Colonizing Fashion Dangers

fashion factory

The feeling I was left with after Dr. Alison Matthews David’s lecture responds to her sensuous account of history, an intention to narrate the past through the lens of corporeal senses. This approach ignited an anxiety, a sense of horrific shock commonly absent from other methodologies that reconstruct previous episodes just by enunciating facts and actions carried out by beings that appear so distant from us. The new possibility for empathy towards humans from another time facilitated connections with our current concerns, which we often fail to analyze taking into consideration previous states in their evolution.

One of the most palpable responses to Wednesday’s lecture was the puzzling realization that people in other centuries would risk their lives just to make a fashion statement. I would of course argue that risking death for simple instant gratification is something humanity has not left behind. Take conspicuous eating, drug usage or plastic surgery, for instance. They all carry inherit dangers that we do not ignore, but that we decide to risk for the sake of the moment. And I would also suggest that the feeling of possible damage becomes an important part of why we do it. Probably the best example of this are extreme sports, which are justified by the enjoyment of adrenaline rushes.

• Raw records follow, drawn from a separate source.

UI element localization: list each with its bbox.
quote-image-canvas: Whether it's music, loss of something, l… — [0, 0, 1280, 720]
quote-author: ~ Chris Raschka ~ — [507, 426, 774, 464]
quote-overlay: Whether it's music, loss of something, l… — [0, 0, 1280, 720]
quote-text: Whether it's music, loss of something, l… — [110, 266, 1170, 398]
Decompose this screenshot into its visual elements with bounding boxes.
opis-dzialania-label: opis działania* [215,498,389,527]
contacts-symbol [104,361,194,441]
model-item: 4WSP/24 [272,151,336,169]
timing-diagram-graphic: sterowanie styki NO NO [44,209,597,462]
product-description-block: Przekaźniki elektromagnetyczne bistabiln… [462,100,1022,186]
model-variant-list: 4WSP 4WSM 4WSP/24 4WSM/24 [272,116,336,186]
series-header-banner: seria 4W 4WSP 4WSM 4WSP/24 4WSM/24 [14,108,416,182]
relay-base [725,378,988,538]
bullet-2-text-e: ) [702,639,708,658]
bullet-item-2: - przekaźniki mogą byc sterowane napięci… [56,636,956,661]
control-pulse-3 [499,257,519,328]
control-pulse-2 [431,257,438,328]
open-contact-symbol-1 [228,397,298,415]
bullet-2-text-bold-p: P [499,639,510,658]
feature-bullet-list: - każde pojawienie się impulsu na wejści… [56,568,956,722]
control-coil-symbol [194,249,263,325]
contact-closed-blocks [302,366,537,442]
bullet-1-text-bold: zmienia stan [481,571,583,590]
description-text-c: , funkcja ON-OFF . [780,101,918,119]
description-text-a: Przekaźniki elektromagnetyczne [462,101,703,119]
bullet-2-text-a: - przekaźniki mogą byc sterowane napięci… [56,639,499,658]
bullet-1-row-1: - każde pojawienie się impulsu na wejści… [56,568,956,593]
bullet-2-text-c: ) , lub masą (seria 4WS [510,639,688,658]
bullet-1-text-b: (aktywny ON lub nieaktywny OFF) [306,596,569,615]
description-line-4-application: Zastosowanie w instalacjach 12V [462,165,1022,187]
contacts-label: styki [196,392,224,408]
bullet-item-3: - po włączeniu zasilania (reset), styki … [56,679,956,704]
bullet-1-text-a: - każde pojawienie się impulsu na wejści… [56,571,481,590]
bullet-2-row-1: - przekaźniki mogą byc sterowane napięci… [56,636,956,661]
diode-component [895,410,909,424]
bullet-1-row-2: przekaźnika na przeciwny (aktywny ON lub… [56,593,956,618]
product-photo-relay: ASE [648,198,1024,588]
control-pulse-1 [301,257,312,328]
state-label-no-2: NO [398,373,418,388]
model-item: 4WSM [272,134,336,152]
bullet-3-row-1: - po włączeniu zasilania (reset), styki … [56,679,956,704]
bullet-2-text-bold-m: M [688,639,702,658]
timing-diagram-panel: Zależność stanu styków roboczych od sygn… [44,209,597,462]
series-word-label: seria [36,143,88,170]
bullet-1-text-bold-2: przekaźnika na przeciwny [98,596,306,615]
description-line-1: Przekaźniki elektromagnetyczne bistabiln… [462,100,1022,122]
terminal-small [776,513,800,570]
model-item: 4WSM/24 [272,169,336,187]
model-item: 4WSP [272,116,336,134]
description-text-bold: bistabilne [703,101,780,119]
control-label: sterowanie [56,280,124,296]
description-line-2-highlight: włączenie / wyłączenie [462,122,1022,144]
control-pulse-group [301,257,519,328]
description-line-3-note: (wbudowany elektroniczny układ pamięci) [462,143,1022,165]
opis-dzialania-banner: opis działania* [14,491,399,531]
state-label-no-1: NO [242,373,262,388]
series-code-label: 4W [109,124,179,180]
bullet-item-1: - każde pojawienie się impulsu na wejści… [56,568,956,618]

Nevertheless, in the terrain of dress practices this reality seems to have changed. There are long terms effects on the spine for wearing high heals, but I would guess that almost no one wears a piece of clothing being aware that the risk of death is on the table; the world has done a fine job banalizing fashion enough for people to know better. But where we are still in the same place we were in the XIXth century is in the production side. Most of what the fashion industry has done since then is moving the aberrations of the industrial West to faraway lands, distant from the daily life of the fist-world citizen so our societies are not faced with constant anxieties on what our arbitrary needs for consumption cause on other human beings. I would dare saying that this may be one of the main engines of traditional and modern-day colonization. What we probably need is to bring Dr. Alison Matthews David’s notion of “sensuous” narratives to current times. Our present might be as disembodied as our past.

One response to “Colonizing Fashion Dangers

  1. Dear Juan,

    I agree with you that, in terms of dress practices, we don’t risk our own lives anymore. Today, it is actually quite the opposite: we tend to wear increasingly comfortable clothes – leggings, loose shirts, etc. – no matter how (bad) they look on us.
    However, I would like to point out the fact the dress-related risk that you talk about hasn’t completely disappeared. We seem to have somehow passed the risk down on the back of people who work in garment factories – sweatshops as we call them – in underdeveloped countries. If we don’t risk our lives anymore, we keep buying clothes whose making endangered the life of others. In my opinion, dress practices have been profoundly impacted by the rise of a society based on the service industry. Think of clothes laundering – we don’t even clean our dirty clothes, we pay people to do it for us! Our present is definitely “as disembodied as our past.”